From portable reel to reel equipment, through to today’s hard drive/flash drive recording devices, the principles are still the same. Microphone, a connection to the recording equipment, and then something to store the sound on.
The lesson started with the Kudelski NAGRA, which was first developed in the 1950’s. The name NAGRA comes from the Polish word for “record”, Polish being the native language of Stefan Kudelski, the inventor. The NAGRA features reel-to-reel technology, and were the machines used in audio recording for films and television from being introduced in the 1950/60s, through to the 1990s.
The NAGRA IV-S shown below was introduced in 1971.
Kudelski NAGRA IV-S
From the NAGRA, the next technological advance discussed was the DAT, or Digital Audio Tape.

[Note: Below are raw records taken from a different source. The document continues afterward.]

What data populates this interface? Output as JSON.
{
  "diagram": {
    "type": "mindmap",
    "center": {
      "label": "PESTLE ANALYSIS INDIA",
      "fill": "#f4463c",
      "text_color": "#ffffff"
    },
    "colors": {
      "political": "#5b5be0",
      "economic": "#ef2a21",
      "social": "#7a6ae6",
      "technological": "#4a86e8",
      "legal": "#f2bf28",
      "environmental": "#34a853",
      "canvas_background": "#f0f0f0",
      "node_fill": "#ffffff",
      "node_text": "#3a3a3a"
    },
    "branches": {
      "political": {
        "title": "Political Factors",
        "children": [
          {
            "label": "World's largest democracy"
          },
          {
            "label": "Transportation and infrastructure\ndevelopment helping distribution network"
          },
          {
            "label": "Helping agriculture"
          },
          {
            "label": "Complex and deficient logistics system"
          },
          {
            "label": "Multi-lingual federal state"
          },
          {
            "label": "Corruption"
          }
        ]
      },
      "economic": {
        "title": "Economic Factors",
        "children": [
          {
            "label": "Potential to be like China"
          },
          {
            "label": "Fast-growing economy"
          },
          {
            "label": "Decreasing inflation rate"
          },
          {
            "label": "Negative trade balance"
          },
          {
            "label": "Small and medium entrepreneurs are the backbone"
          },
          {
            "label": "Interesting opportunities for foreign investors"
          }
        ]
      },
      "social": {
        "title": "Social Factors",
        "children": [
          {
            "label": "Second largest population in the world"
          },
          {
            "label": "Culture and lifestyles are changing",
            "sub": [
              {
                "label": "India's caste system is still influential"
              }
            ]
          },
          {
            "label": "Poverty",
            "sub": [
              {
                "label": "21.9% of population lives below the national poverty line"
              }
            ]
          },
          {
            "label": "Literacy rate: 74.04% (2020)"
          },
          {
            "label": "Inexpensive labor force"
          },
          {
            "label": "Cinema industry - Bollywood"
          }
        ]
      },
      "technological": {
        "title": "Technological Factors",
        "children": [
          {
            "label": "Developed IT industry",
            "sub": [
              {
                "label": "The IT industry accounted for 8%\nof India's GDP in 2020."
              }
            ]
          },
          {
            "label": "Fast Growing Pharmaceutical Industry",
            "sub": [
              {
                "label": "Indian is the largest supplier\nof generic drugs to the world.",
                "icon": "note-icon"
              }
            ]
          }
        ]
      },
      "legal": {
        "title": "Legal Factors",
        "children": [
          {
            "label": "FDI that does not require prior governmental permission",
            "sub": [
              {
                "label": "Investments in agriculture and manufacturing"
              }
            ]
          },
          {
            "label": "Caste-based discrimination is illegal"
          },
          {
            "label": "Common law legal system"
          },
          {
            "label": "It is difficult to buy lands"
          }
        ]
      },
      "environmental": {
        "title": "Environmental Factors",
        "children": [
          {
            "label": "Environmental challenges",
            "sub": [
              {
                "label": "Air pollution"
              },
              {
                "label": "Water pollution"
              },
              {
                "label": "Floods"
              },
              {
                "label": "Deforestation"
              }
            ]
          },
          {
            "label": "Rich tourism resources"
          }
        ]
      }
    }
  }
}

DAT, was developed by Sony, introduced in 1987 and discontinued at the end of 2005. These tapes were small in size, smaller even than standard audio cassettes, but unlike cassettes, could only be played in one direction. The data encoded onto the tape is digital, as the name suggests, which allowed for greater flexibility, and more data to be stored.
Digital Audio Tape
The next format discussed was the Minidisc. I’m fortunate enough to not only know what a minidisc is, but I have a minidisc recorder at home. Sony again pioneered the use of minidiscs, targetting the home audio cassette market. They had success in Japan, but less so around the world, and were eventually overtaken by the Compact Disc, firstly in terms of music being released on the format, and then, as computer technology improved, the home CDR/CDRW market exploded, with prices falling, making the minidisc uneconomical to continue.